Sierra Club?  "Nuclear Power Is Not the Answer.  The Sierra Club remains unequivocally opposed to nuclear energy."

Greenpeace?  "Greenpeace got its start protesting nuclear weapons testing back in 1971. We’ve been fighting against nuclear weapons and nuclear power ever since."

Union of Concerned Scientists?  "Current security standards are inadequate to defend nuclear plants against terrorist attacks."

You could go on with this as long as you want.

So what's going on here?  There is no way to avoid the conclusion that the biggest promoters of the climate scare don't actually believe their own propaganda.  But there are several other reasonable hypotheses for why they continue.  For the environmental groups, the reasonable hypothesis is that scaremongering and alarmism are the sine qua non of fundraising.  The leaders of the environmental groups themselves know, because they have to, that intermittent renewable energy sources like wind and solar cannot meaningfully de-carbonize the world economy.  But the halting advance of those non-workable energy sources means no imminent solutions and therefore a never-ending crisis that can keep career-long sinecures going.

And then there are the U.N. and its collection of scores of "developing" nations playing on the guilt and gullibility of first world bureaucratic elites.  Consider this article from yesterday's Indian Express, reporting on the ongoing U.N. climate conference in Bonn, title "The COP Ritual: Frustration Shows Up As Bonn Climate Summit Is Deadlocked Again."  What's to "deadlock" over, guys?  I thought we all agreed that emitting CO2 is a crisis and we just all have to get together and eliminate that?  How wrong you are!  Excerpt:

Developing countries are demanding money in addition to the $100 billion developed nations have promised to provide every year from 2020. . . .   Developing countries . . . have been demanding the setting up of mechanisms through which they can access financial help in the event of destruction caused by extreme weather events.
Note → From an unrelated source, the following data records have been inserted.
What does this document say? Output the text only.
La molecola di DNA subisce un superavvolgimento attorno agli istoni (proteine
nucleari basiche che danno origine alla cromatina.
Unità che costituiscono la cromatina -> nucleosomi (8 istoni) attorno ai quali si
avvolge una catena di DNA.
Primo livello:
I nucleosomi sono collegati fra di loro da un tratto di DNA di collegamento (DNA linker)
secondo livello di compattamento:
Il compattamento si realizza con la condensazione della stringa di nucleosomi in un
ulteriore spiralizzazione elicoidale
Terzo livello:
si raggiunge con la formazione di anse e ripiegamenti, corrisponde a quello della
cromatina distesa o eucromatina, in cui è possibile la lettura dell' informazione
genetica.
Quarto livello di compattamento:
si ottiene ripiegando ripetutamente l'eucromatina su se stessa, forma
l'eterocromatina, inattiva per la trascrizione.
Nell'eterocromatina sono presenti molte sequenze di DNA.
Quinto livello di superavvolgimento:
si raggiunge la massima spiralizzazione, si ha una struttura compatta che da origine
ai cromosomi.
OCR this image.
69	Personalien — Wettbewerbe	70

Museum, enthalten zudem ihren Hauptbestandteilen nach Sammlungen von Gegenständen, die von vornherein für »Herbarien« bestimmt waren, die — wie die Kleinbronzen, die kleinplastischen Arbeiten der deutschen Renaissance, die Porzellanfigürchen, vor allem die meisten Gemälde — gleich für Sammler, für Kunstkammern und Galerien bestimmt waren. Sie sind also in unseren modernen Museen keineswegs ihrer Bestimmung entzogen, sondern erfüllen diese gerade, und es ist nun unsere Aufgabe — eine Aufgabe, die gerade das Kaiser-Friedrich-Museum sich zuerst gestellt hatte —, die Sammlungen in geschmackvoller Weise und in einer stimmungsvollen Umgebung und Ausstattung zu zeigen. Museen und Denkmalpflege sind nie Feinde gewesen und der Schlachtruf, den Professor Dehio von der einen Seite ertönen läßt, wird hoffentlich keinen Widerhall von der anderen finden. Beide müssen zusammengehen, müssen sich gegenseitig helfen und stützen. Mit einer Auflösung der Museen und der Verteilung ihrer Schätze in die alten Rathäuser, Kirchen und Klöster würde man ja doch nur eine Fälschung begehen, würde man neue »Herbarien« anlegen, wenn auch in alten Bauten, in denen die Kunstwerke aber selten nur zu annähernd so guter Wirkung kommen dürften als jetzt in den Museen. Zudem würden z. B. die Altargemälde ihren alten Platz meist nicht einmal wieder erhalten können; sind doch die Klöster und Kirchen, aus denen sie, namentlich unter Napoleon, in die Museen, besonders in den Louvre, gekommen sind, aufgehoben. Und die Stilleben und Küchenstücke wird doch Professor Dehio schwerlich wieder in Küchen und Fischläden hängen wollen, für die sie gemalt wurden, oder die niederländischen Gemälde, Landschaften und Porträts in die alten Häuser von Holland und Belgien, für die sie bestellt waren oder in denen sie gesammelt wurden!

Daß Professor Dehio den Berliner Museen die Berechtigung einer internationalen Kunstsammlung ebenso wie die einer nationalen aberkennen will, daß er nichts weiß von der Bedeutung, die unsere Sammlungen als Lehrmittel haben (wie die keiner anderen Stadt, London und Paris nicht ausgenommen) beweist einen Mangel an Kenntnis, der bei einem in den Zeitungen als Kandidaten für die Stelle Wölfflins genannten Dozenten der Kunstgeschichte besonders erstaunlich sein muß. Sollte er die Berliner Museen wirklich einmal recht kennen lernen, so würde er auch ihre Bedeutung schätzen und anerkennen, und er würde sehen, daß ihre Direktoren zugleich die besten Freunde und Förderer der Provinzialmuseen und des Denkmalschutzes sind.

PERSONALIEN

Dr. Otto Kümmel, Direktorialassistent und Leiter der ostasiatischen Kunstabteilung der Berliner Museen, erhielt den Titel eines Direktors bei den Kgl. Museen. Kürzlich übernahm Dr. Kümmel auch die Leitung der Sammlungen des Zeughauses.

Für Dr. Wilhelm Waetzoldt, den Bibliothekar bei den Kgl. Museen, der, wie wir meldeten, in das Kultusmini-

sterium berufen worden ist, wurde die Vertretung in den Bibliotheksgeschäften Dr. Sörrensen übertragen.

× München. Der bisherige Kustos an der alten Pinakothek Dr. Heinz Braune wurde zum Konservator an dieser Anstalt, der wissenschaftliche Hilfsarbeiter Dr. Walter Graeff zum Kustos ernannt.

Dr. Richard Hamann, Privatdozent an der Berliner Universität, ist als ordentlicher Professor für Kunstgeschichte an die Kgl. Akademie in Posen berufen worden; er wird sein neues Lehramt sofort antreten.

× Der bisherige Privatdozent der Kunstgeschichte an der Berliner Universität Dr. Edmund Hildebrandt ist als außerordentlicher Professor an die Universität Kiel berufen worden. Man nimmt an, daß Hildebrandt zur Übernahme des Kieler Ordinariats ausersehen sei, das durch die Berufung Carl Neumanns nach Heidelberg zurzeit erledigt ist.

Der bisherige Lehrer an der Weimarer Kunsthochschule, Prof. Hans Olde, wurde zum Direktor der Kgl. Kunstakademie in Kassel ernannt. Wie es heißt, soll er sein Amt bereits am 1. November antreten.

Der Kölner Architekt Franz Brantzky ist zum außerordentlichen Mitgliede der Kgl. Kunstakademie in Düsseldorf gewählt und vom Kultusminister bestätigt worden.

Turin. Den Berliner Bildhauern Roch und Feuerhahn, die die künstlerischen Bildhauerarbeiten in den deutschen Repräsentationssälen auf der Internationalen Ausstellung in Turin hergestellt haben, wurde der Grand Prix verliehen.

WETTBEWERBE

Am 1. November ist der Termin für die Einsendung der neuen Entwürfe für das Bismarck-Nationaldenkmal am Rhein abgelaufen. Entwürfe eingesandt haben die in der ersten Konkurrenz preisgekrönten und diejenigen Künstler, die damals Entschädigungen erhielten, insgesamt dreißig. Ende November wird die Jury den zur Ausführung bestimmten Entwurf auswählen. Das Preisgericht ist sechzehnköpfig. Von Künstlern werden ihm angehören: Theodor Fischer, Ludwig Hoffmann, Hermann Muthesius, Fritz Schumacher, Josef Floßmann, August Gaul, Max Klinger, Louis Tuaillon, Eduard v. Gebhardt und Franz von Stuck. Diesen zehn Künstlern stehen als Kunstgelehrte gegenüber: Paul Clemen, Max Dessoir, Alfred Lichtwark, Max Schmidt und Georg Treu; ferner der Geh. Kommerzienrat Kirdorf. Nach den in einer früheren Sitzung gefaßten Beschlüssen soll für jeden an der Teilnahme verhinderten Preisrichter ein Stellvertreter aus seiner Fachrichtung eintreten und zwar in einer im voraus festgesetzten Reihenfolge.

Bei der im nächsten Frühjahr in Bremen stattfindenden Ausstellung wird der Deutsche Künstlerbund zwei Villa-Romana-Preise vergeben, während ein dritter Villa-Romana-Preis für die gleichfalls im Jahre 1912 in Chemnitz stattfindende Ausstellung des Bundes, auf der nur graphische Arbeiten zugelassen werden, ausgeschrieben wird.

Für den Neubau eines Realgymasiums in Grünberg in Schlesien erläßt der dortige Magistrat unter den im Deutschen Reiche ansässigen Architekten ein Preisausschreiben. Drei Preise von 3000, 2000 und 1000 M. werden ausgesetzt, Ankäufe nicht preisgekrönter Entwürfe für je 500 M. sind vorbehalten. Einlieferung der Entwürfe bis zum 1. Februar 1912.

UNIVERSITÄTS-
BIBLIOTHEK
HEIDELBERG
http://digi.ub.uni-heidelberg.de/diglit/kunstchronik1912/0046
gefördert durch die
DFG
This financial help needs to be in addition to the US$ 100 billion that the developed countries are obligated to provide every year from 2020 to help developing countries deal with climate change.  One of the options being discussed is to raise money through taxes on fossil fuel industry. 

Or to put it slightly differently, this was always all about graft, which was mostly to be paid by the United States, until it wised up and walked away.  No wonder things are now "deadlocked"!  Of course, transferring $100 billion a year from the U.S. and a bunch of EU suckers over to some third-world dictators was never going to do anything to "save the planet."  But nobody ever really believed that bullshit anyway.